L’accesso ai social media è una componente essenziale della comunicazione moderna e dell’espressione delle opinioni. Tuttavia, in situazioni eccezionali, un governo può essere portato a limitare l’accesso a queste piattaforme al fine di preservare l’ordine pubblico. Questo articolo esamina le circostanze che possono giustificare un tale intervento, facendo luce sulle condizioni legali e sui principi che regolano tali decisioni.
I poteri dello stato d’emergenza
La legge del 3 aprile 1955 relativa allo stato d’emergenza consente all’amministrazione di rafforzare notevolmente i propri poteri in caso di crisi. In situazioni di grande tensione, il ministro dell’Interno ha la possibilità di interrompere un servizio di comunicazione online, soprattutto quando questo è percepito come un’apologia della violenza o del terrorismo. Così, questa legislazione pone le basi necessarie per un intervento del governo al fine di mantenere l’ordine di fronte a eventi minacciosi.
La teoria delle circostanze eccezionali
Oltre alle disposizioni dello stato d’emergenza, esiste anche una costruzione giurisprudenziale che consente di agire in contesti di emergenza. La teoria delle circostanze eccezionali, sviluppata dal 1918, stabilisce che eventi di particolare gravità possono giustificare l’adozione di misure derogatorie al diritto comune.

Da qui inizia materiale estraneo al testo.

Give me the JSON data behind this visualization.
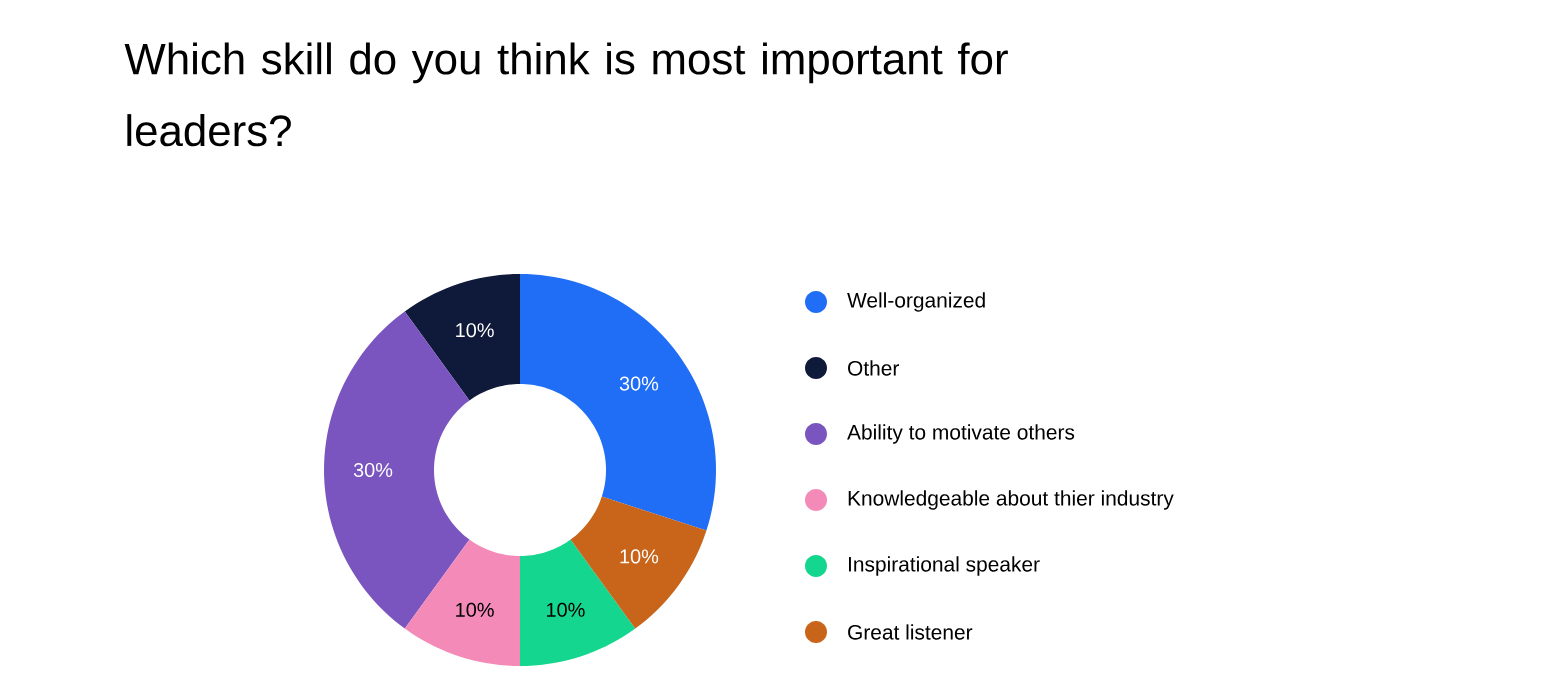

Ciò significa che in caso di notevoli disordini, i governi possono agire anche quando la legislazione vigente non prevede esplicitamente tali azioni.
Condizioni necessarie per limitare l’accesso
Il Consiglio di Stato, sulla base di questi principi, ha enunciato tre condizioni cumulative che devono essere rispettate affinché un’interruzione dell’accesso a un social network venga considerata legale. Queste condizioni sono cruciali per garantire che la restrizione non lesi in modo eccessivo i diritti fondamentali.
Indispensabilità della misura
La prima condizione stabilisce che l’interruzione deve rispondere a eventi di gravità estrema. Ciò significa che la situazione deve giustificare una lesione delle libertà fondamentali come la libertà di espressione o la libertà di intraprendere, che sono generalmente protette in un sistema democratico. Questa condizione è essenziale per evitare che le restrizioni vengano imposte per motivi futili o infondati.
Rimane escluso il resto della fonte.